The main plot of Heroes in Crisis involves an attack on Sanctuary and super-people on the run, but that’s all in the service of writer Tom King and artist Clay Mann’s exploration of mental issues such as PTSD and suicidal depression.
That’s heavy stuff for a superhero book but, make no mistake, Heroes in Crisis is absolutely a superhero book. Time-travel, resurrections, and secret identities all figure heavily into the plot. These elements offer avenues for characters to question their ability to be heroes despite their problems. How can someone do good when she’s failed so much? How can someone be a hero when he feels so alone?
Those questions bring the mental health aspects together with the series’ superhero fiction, allowing King to redefine heroism. Iconic DC characters like Superman and Wonder Woman sometimes seem too perfect, too strong to be believable, let alone relatable. Even Batman, the original traumatized superhero, channels his brokenness into a peak physique and a diamond-sharp mind. In thousands of stories, these totally-together heroes hunted down lunatics, mad scientists, and other people who aren’t doing so well, punched them in the face and abandoned them in insane asylums.
Heroes in Crisis gives us superheroes who don’t live up to these ideals, struggling to find community with other screw-ups instead of struggling alone to be something they’re not.
King and Mann illustrate this heroism with a wonderful scene in issue #4. Batgirl finds Harley Quinn, who immediately attacks the hero while singing demented nursery rhymes. But Batgirl refuses to fight back, insisting, “I’m trying to help you!” Colorist Tomeu Morey mutes the normally vibrant colors of their costumes while Mann uses tiny panels to zoom in on the two women’s hands.

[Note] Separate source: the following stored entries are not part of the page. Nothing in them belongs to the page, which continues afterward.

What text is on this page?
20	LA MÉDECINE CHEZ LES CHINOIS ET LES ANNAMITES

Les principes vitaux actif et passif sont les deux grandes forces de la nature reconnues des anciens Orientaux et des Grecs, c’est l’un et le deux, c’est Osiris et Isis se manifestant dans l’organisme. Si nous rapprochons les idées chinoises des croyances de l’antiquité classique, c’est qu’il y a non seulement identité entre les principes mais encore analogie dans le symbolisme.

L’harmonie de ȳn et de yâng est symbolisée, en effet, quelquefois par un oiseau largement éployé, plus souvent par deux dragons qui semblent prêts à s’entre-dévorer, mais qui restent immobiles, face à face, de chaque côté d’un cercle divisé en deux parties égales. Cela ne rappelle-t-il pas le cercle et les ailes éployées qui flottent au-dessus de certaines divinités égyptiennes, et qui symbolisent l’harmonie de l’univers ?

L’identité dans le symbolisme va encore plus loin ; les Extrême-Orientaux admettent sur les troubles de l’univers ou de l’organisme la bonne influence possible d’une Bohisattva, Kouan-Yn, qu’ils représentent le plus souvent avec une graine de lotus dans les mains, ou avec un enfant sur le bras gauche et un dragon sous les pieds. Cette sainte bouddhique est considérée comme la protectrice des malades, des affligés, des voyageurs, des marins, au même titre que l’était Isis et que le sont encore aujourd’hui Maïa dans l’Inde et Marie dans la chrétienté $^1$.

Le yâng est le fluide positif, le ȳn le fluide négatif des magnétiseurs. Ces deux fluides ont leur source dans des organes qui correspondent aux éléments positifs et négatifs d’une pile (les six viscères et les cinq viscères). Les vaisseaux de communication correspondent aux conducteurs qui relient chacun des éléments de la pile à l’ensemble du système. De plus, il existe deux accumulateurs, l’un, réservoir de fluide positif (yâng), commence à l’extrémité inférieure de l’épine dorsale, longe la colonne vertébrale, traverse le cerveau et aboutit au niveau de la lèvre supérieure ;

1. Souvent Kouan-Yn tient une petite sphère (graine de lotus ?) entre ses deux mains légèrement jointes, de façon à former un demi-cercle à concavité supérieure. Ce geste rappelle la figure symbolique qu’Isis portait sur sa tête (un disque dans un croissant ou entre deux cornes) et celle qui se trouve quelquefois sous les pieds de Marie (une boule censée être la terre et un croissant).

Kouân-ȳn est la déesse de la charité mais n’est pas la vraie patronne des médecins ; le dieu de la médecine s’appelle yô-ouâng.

As Batgirl catches a punch, her fingers tightly clutching the villain’s clenched fist, she tells Harley that she’s helping her escape Batman. “He’ll see you,” she explains,
“The same way he sees me. As pitiful. Broken… And he’ll make assumptions about you. What you can and can’t do. Who you are. What you did.”
By the time Batgirl tells Harley, “I know how much you’re hurting” and “They… you don’t know how good you are,” the hands have slowly shifted from fists to palms resting on palms to two hand grasping in solidarity. “We can figure it out together,” Batgirl declares, choosing love and empathy over punching.
For all the comic book craziness in Heroes in Crisis, King resolves the plot with scenes like these, in which broken people love one another in their brokenness, revealing their wounds to one another to create a community of healing.
The joy I feel at the end of the series mirrors the joy I felt when finding my nerd communities. We all remember what it’s like to meet “our people,” those into the same strange things we’re into, whether it be playing video games with players across the country or cosplaying as obscure anime characters or developing strong opinions about Batman. In these communities, we don’t have to be anything other than what we are, we can be free to celebrate our weirdness with one another.
At their best, churches do the same. They’re founded on the principle that we’re all sinners, that we’ve all screwed up and we’re all trying to love each other better. There’s an honesty and freedom in such places, one that welcomes and builds up one another.
But we know that both nerd communities and churches can too often turn hostile, with people arguing over what’s right or wrong, whether that be a canonical interpretation of a character or a canonical interpretation of the Bible. We too often decide to fight instead of forgive.
Heroes in Crisis makes a desperate plea against that type of thinking by giving us heroes who accept their brokenness and the brokenness of others. Which makes Corrigan’s quote at the top of this essay all the more important. In the DC Universe, Corrigan is the host for The Spectre, the living embodiment of God’s vengeance. The Spectre never appears in the series, nor does Corrigan beyond this panel.
But his line sums up the series’ theme. Suffering alone silences God with tears, but when we share each others burdens, we save the day and save each other.